After forty-three ballots, however, and with Wilson refusing to endorse anyone, Cox surprised most observers by securing the nomination—the Republican nominee was Senator Warren G. Harding, whose running mate was Massachusetts Governor Calvin Coolidge. In an attempt to invoke a “magic name,” Cox convinced Assistant Secretary of the Navy, Franklin D. Roosevelt, a distant cousin of former President Theodore Roosevelt, to run with him.

Perhaps stung by not being elected as a national party committee member, Foy does not appear to have campaigned with any exceptional enthusiasm for the Democratic ticket, though she occasionally was reported as having urged the election of the Cox/Roosevelt team. For the election, she was the 9th Congressional District delegate, but the Democrats were shellacked when the votes were counted.

Times, 30 June 1920.

Harding and Coolidge captured more than 60% of the vote and took 404 of the 531 electoral votes with the Democrats only winning Deep South states, where Jim Crow was in strict control of Black residents. In California, the victory was even more convincing with the Republicans winning two-thirds of the votes and Cox and Roosevelt only garnering just under a quarter, while Socialist Eugene Debs took almost 7% of the tally.

Los Angeles County voted almost 70% for the G.O.P. and just 22% for the Democrats and it seems hard to believe that Foy could not see that Wilson’s unpopularity, the poor state of the national economy, the distrust of the League of Nations, and a rapidly growing conservatism made the outcome all but predetermined from the outset. Still, in a review of the election by Price in the Record‘s edition of 8 November, Foy made some notable assertions.

Price prefaced these remarks by asking what the election, naturally the first involving women, meant for the female voter, including whether they are not as progressive as many (Foy included, at least publicly) seemed to think.

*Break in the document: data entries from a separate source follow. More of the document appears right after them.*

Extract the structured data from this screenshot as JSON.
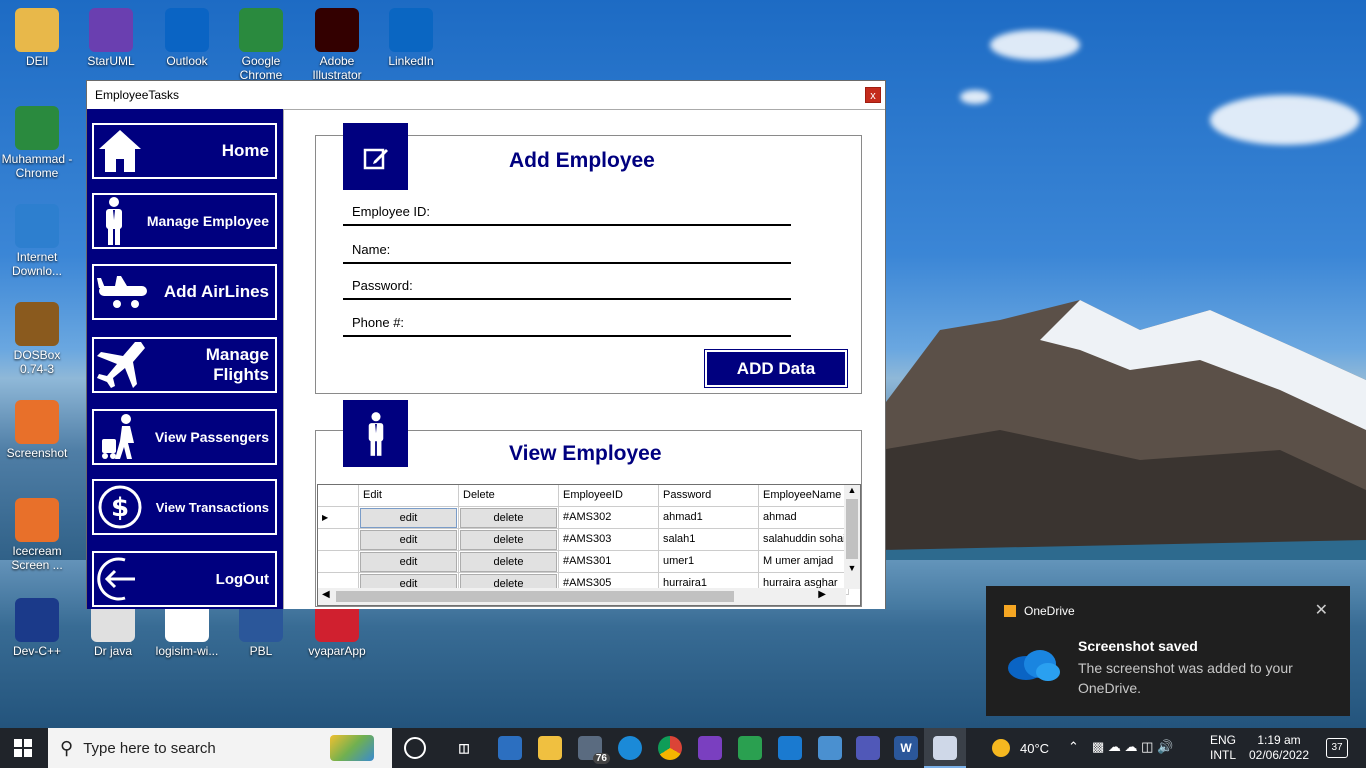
{
  "desktop": {
    "icons": [
      {
        "label": "DEll",
        "icon": "folder-user-icon",
        "color": "#e8b84a"
      },
      {
        "label": "StarUML",
        "icon": "star-icon",
        "color": "#6a3fb0"
      },
      {
        "label": "Outlook",
        "icon": "outlook-icon",
        "color": "#0a64c4"
      },
      {
        "label": "Google Chrome",
        "icon": "chrome-icon",
        "color": "#2a8a3e"
      },
      {
        "label": "Adobe Illustrator",
        "icon": "illustrator-icon",
        "color": "#330000"
      },
      {
        "label": "LinkedIn",
        "icon": "linkedin-icon",
        "color": "#0a66c2"
      },
      {
        "label": "Muhammad - Chrome",
        "icon": "chrome-icon",
        "color": "#2a8a3e"
      },
      {
        "label": "Internet Downlo...",
        "icon": "globe-icon",
        "color": "#2d7fcf"
      },
      {
        "label": "DOSBox 0.74-3",
        "icon": "dosbox-icon",
        "color": "#8a5a1e"
      },
      {
        "label": "Screenshot",
        "icon": "camera-icon",
        "color": "#e8702a"
      },
      {
        "label": "Icecream Screen ...",
        "icon": "icecream-icon",
        "color": "#e8702a"
      },
      {
        "label": "Dev-C++",
        "icon": "devcpp-icon",
        "color": "#1b3a8a"
      },
      {
        "label": "Dr java",
        "icon": "java-icon",
        "color": "#e0e0e0"
      },
      {
        "label": "logisim-wi...",
        "icon": "logic-gate-icon",
        "color": "#ffffff"
      },
      {
        "label": "PBL",
        "icon": "word-icon",
        "color": "#2b579a"
      },
      {
        "label": "vyaparApp",
        "icon": "vyapar-icon",
        "color": "#d0202f"
      }
    ]
  },
  "window": {
    "title": "EmployeeTasks",
    "close": "x"
  },
  "sidebar": {
    "items": [
      {
        "label": "Home",
        "icon": "home-icon"
      },
      {
        "label": "Manage Employee",
        "icon": "person-icon"
      },
      {
        "label": "Add AirLines",
        "icon": "airplane-side-icon"
      },
      {
        "label": "Manage Flights",
        "icon": "airplane-icon"
      },
      {
        "label": "View Passengers",
        "icon": "traveler-icon"
      },
      {
        "label": "View Transactions",
        "icon": "money-icon"
      },
      {
        "label": "LogOut",
        "icon": "logout-icon"
      }
    ]
  },
  "add_panel": {
    "title": "Add Employee",
    "fields": [
      "Employee ID:",
      "Name:",
      "Password:",
      "Phone #:"
    ],
    "submit": "ADD Data"
  },
  "view_panel": {
    "title": "View Employee",
    "columns": [
      "Edit",
      "Delete",
      "EmployeeID",
      "Password",
      "EmployeeName"
    ],
    "rows": [
      {
        "edit": "edit",
        "delete": "delete",
        "id": "#AMS302",
        "password": "ahmad1",
        "name": "ahmad"
      },
      {
        "edit": "edit",
        "delete": "delete",
        "id": "#AMS303",
        "password": "salah1",
        "name": "salahuddin sohail"
      },
      {
        "edit": "edit",
        "delete": "delete",
        "id": "#AMS301",
        "password": "umer1",
        "name": "M umer amjad"
      },
      {
        "edit": "edit",
        "delete": "delete",
        "id": "#AMS305",
        "password": "hurraira1",
        "name": "hurraira asghar"
      }
    ]
  },
  "toast": {
    "app": "OneDrive",
    "title": "Screenshot saved",
    "body": "The screenshot was added to your OneDrive."
  },
  "taskbar": {
    "search_placeholder": "Type here to search",
    "mail_badge": "76",
    "weather": "40°C",
    "lang1": "ENG",
    "lang2": "INTL",
    "time": "1:19 am",
    "date": "02/06/2022",
    "notif_count": "37"
  },
  "colors": {
    "navy": "#00007f",
    "taskbar": "#20242a"
  }
}
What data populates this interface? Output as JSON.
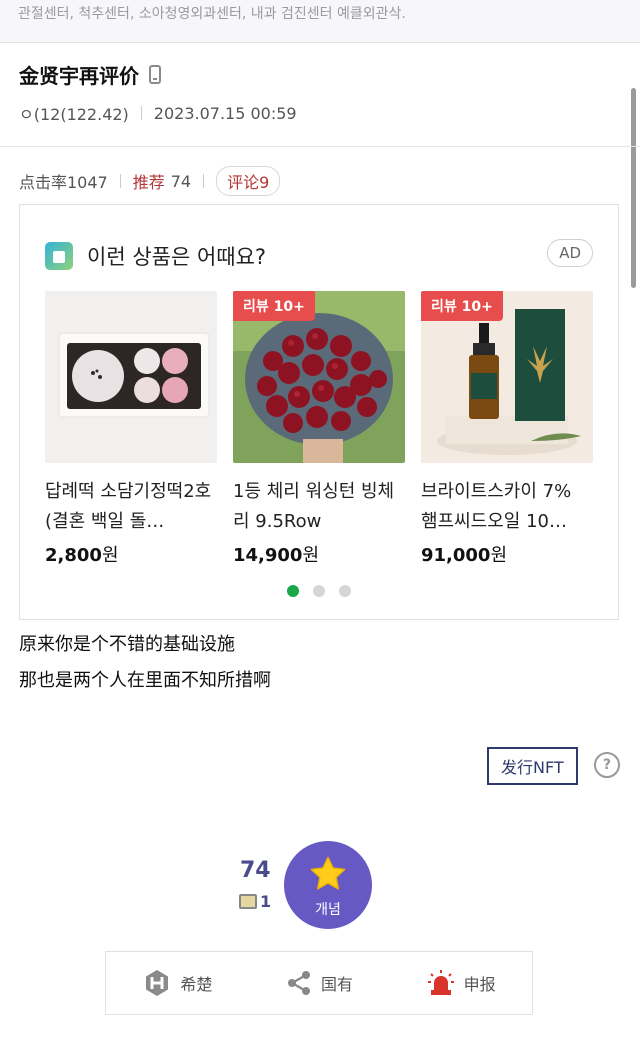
{
  "top_strip": {
    "text": "관절센터, 척추센터, 소아청영외과센터, 내과 검진센터 예클외관삭."
  },
  "post": {
    "title": "金贤宇再评价",
    "author": "ㅇ(12(122.42)",
    "datetime": "2023.07.15 00:59",
    "views_label": "点击率1047",
    "recommend_label": "推荐",
    "recommend_count": "74",
    "comment_label": "评论9"
  },
  "ad": {
    "title": "이런 상품은 어때요?",
    "badge": "AD",
    "products": [
      {
        "name": "답례떡 소담기정떡2호(결혼 백일 돌…",
        "price": "2,800",
        "unit": "원",
        "review_tag": ""
      },
      {
        "name": "1등 체리 워싱턴 빙체리 9.5Row",
        "price": "14,900",
        "unit": "원",
        "review_tag": "리뷰 10+"
      },
      {
        "name": "브라이트스카이 7% 햄프씨드오일 10…",
        "price": "91,000",
        "unit": "원",
        "review_tag": "리뷰 10+"
      }
    ],
    "active_page": 1,
    "page_count": 3
  },
  "body": {
    "line1": "原来你是个不错的基础设施",
    "line2": "那也是两个人在里面不知所措啊"
  },
  "nft_button": "发行NFT",
  "help_icon_text": "?",
  "vote": {
    "count": "74",
    "sub_count": "1",
    "star_label": "개념"
  },
  "share_bar": {
    "hint_label": "希楚",
    "share_label": "国有",
    "report_label": "申报"
  },
  "colors": {
    "accent_purple": "#6659c4",
    "recommend_red": "#b43636",
    "review_tag_red": "#e84d4d",
    "dot_active": "#17a84a",
    "nft_navy": "#2e3a6e"
  }
}
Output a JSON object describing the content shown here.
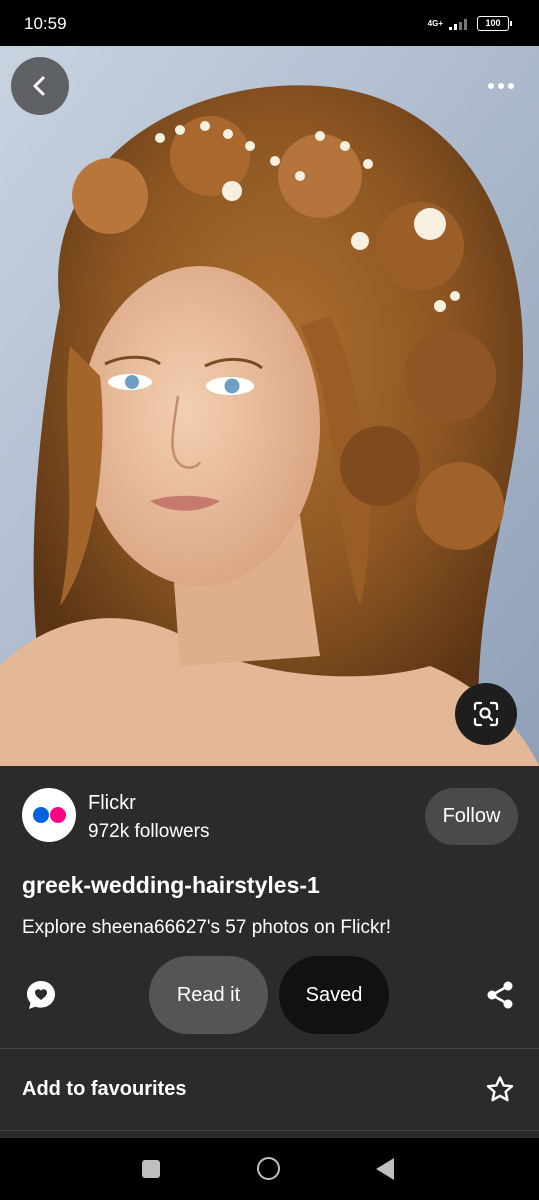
{
  "status_bar": {
    "time": "10:59",
    "network": "4G+",
    "battery": "100"
  },
  "pin": {
    "image_description_icon": "photo",
    "source": {
      "name": "Flickr",
      "followers": "972k followers",
      "follow_label": "Follow"
    },
    "title": "greek-wedding-hairstyles-1",
    "description": "Explore sheena66627's 57 photos on Flickr!"
  },
  "actions": {
    "read_label": "Read it",
    "saved_label": "Saved"
  },
  "favourites": {
    "label": "Add to favourites"
  },
  "icons": {
    "back": "back-arrow-icon",
    "more": "more-dots-icon",
    "lens": "visual-search-icon",
    "comment": "comment-heart-icon",
    "share": "share-icon",
    "star": "star-icon"
  },
  "colors": {
    "background": "#2b2b2b",
    "follow_button": "#4a4a4a",
    "read_button": "#555555",
    "saved_button": "#111111",
    "flickr_blue": "#0063dc",
    "flickr_pink": "#ff0084"
  }
}
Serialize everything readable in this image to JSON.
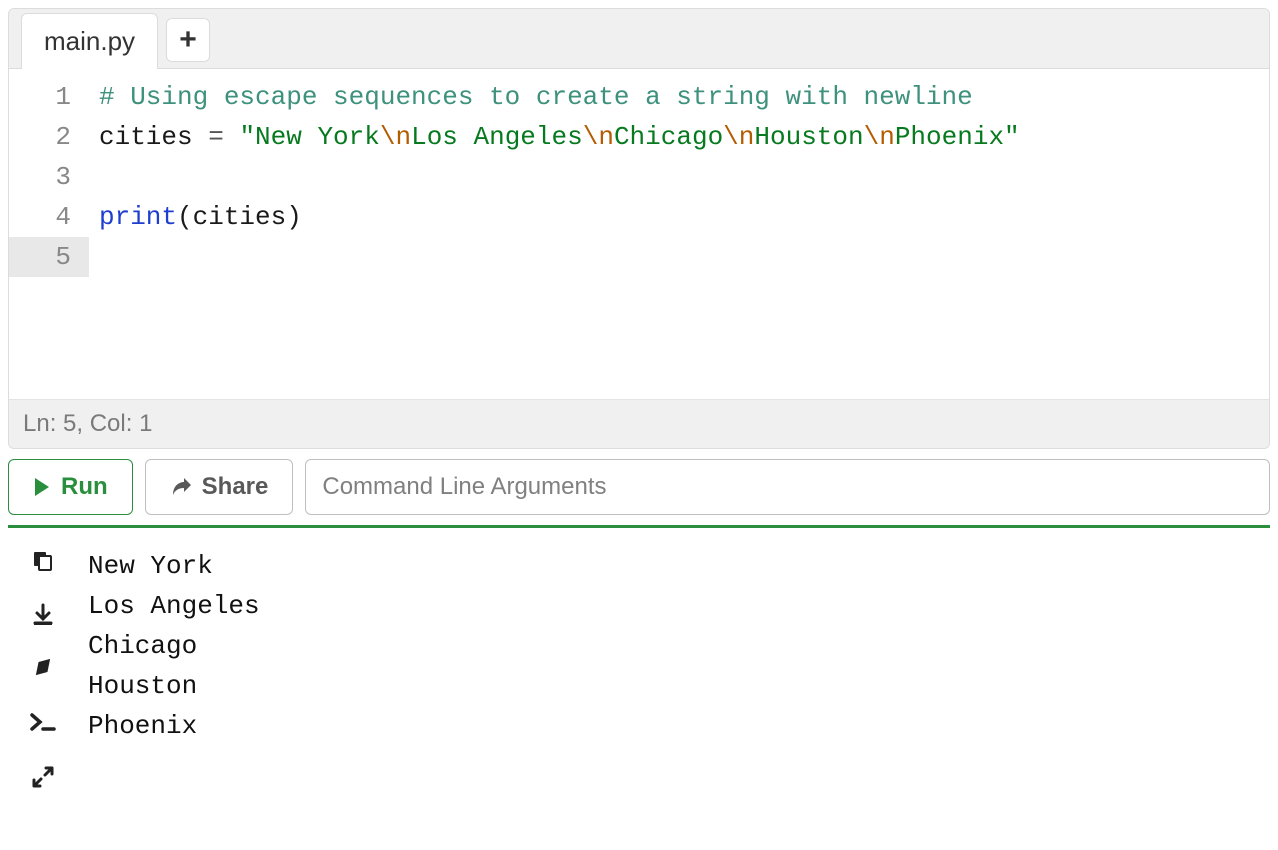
{
  "tabs": {
    "active": "main.py"
  },
  "code": {
    "lines": [
      {
        "n": "1",
        "tokens": [
          {
            "t": "# Using escape sequences to create a string with newline",
            "c": "tok-comment"
          }
        ]
      },
      {
        "n": "2",
        "tokens": [
          {
            "t": "cities ",
            "c": "tok-id"
          },
          {
            "t": "=",
            "c": "tok-op"
          },
          {
            "t": " ",
            "c": "tok-id"
          },
          {
            "t": "\"New York",
            "c": "tok-str"
          },
          {
            "t": "\\n",
            "c": "tok-esc"
          },
          {
            "t": "Los Angeles",
            "c": "tok-str"
          },
          {
            "t": "\\n",
            "c": "tok-esc"
          },
          {
            "t": "Chicago",
            "c": "tok-str"
          },
          {
            "t": "\\n",
            "c": "tok-esc"
          },
          {
            "t": "Houston",
            "c": "tok-str"
          },
          {
            "t": "\\n",
            "c": "tok-esc"
          },
          {
            "t": "Phoenix\"",
            "c": "tok-str"
          }
        ]
      },
      {
        "n": "3",
        "tokens": []
      },
      {
        "n": "4",
        "tokens": [
          {
            "t": "print",
            "c": "tok-fn"
          },
          {
            "t": "(",
            "c": "tok-paren"
          },
          {
            "t": "cities",
            "c": "tok-id"
          },
          {
            "t": ")",
            "c": "tok-paren"
          }
        ]
      },
      {
        "n": "5",
        "tokens": [],
        "active": true
      }
    ]
  },
  "status": {
    "text": "Ln: 5,  Col: 1"
  },
  "toolbar": {
    "run_label": "Run",
    "share_label": "Share",
    "cmd_placeholder": "Command Line Arguments"
  },
  "output": {
    "lines": [
      "New York",
      "Los Angeles",
      "Chicago",
      "Houston",
      "Phoenix"
    ]
  }
}
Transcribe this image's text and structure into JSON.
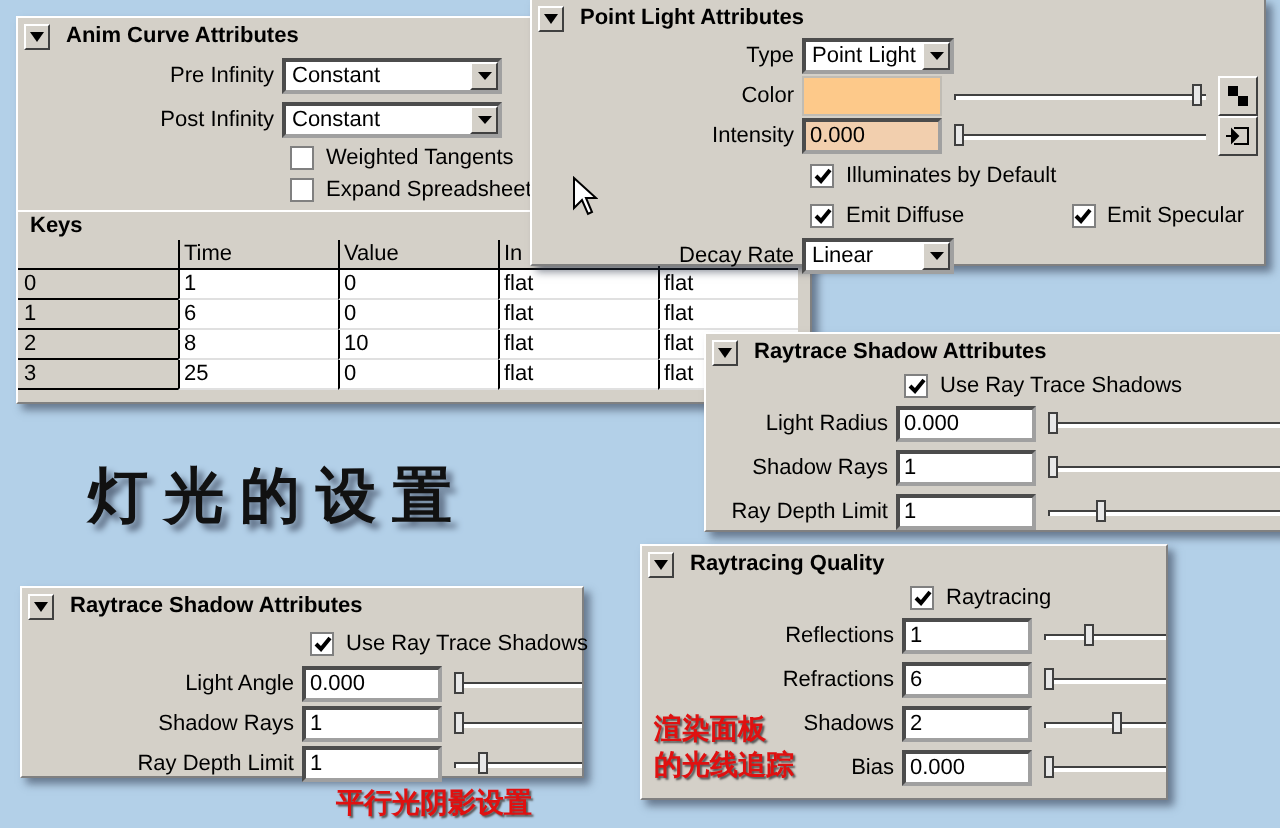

The journalist continued that “be it remembered that Miss Foy is a student of the times” and “has a perspective of national and international issues, wrought out of careful study” as well as being “a traveled and a cultured woman” who was “a democrat of national as well as state repute.” Foy’s assessment was that:

Women, in the recent election, . . . proved themselves easily frightened.

They proved themselves terribly cautious.

They evidently didn’t grasp the complexities of the situation.

The recent election was a combat between the progressive mind and the reactionary mind.

I thought the rank and file had learned the definition of progressivism . . .

The cream of ultra-conservatism will go into power when Harding assumes the presidential chair.

Women of the nation are still students of its great problems.

I have faith in their final understanding.

Women are conservative in action but I know them to be fundamentally progressive in thought.

Matters did not improve for the Democrats through the remainder of the Roaring Twenties, with Coolidge, who ascended to the the presidency after the August 1923 death of Harding, and Hoover cruising easily to victory in the presidential campaigns of 1924 and 1928, while local politics was also dominated by the Republicans.

Record, 8 November 1920.

Foy, however, lived more than four decades after the 1920 elections, dying in 1962 at the age of 99. Generally, information available about her focuses on her being the first woman librarian in Los Angeles, but her importance was actually far more significant in local, state and national politics, including the 1920 presidential campaign.